In the late 1980s, Zmud and Apple (in Cooper and Zmud 1990, 124-125) identified that information technology adoption in organisations was undertaken in various stages. Firstly a problem was identified and information technology options were scanned, looking for a potential solution. The catalyst for change came from either an identified need in the organisation, technological advances or a combination of both. The adoption process occurred after securing managerial support and was followed by the adaption phase, where the technology was then introduced into the organisation, procedures were developed or revised and staff training occurred. For the emergency management field, Bharosa et al (in Latonero and Shklovski 2011, 4) proposed that an information expert is also required to act as mediator between the technology, information, organisation and intended audience.
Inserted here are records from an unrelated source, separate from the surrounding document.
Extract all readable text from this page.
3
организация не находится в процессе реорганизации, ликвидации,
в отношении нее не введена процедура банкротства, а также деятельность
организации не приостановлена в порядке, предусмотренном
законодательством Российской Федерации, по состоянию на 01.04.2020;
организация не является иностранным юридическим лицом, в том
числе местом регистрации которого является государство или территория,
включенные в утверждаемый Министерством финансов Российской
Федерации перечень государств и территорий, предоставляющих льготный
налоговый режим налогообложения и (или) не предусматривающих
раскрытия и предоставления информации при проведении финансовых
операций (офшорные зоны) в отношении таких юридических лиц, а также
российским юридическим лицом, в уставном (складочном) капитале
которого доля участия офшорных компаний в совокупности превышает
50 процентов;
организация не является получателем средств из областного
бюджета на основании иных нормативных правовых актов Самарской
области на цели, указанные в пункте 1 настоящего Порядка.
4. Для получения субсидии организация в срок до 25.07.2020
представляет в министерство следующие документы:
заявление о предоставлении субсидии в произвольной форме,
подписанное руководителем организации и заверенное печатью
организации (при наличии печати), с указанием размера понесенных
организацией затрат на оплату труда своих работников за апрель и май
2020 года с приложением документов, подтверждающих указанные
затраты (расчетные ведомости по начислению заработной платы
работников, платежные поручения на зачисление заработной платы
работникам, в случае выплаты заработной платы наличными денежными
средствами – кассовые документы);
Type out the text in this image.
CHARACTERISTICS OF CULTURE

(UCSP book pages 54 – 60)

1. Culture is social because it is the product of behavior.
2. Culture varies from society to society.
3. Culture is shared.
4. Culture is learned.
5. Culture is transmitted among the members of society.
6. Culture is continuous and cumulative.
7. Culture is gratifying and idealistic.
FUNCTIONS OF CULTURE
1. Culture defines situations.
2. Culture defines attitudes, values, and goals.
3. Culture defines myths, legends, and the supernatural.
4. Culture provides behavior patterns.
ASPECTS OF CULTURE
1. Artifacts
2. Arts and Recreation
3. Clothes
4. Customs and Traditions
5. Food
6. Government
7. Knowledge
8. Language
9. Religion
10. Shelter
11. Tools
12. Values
The adoption of social media into government and organisations has taken a less structured approach. For governments, innovation in the use of information and communication technologies was traditionally driven by policy, political mandates or consultants who were hired to improve service delivery (Browne and Osborne in Mergel 2012, 283). However, as Mergel (2012, 284) has identified, the adoption of social media in many government agencies has occurred as a result of experimentation, either through the observation of social media use by stakeholders, other government agencies and organisations or by staff members, 'so-called intrapreneurs, who were willing to test and experiment on third-party platforms outside officially sanctioned processes'(Mergel and Bretschneider in Mergel 2012, 284), with social media policy and guidelines following retrospectively (Mergel 2012, 284).

Further research undertaken by Mergel et al (2012, 155-158) expands on this approach and introduces another two ways in which social media is adopted in organisations. The Early Adopter and Innovator pathway, where organisations seek to increase their visibility and be at the forefront of the market by using social media. This approach involves some element of risk taking, where there is freedom to experiment using social media, with the advantages of being competitive in the market far outweighing the more cautious approach of waiting to see what other organisations were doing. The other pathway, known as Bandwagon Jumpers, is where an organisational decision to use social media is based on how many other organisations are using it rather than their own specific organisational need. While this approach is slower in pace, it is still considered by Mergel et al (2012, 157) to be used by 'highly innovative social media practitioners.' This responsive adoption process enables organisations to be seen as being up to date and in touch with their communities.

One of the key differences between information technology adoption and social media adoption is that the decision to adopt social media has come from a change in consumer communication preferences and behaviour (Mergel 2013, 124) as opposed to a need to rectify an identified organisational problem with an information technology solution (Cooper and Zmud 1990, 124). Miller (2011, 96) argues that 'social media is a technological anomaly', where individuals have quickly adapted to the new technology in their private lives, without exposure to it in the workplace. This is quite different to other communication processes (e.g. emails, faxes) where business needs drive the introduction, prior to individuals using the technology in their personal lives.

This bottom up approach together with the more experimental nature of social media adoption in organisations, also highlights the difference in the way organisational policy is developed, with social media policy being developed after using the media as opposed to the traditional technology adoption approach, where policies and procedures were developed prior to the technology being used in the organisation (Mergel et al 2012, 155, 159).

Additionally, in contrast to other technological adoption in organisations which were primarily undertaken out of public view, social media adoption is highly visible and observable to the online community where 'every misstep or unresponsiveness is immediately called out by the public and replicated through each social networking site' (Mergel 2012. 283).

Another differentiating factor between these two types of adoption is that social media uses third party platforms rather the organisation's own information and communication infrastructure (Mergel 2013, 123), alleviating the need to make decisions about hardware and software solutions as previously done in information technology adoption. However, this lack of control over the management of social media platforms brings other concerns for organisations such as little or no influence in relation to platform feature changes (Mergel 2013, 124), privacy issues (Lindsay 2011, 8;) and security concerns (Crowe 2012, 64; Van Zyl 2009, 913-914) such as the security of organisational infrastructure and confidential or sensitive data (Gharawi et al 2010, 360; Picazo-Vela et al 2012, 505-506).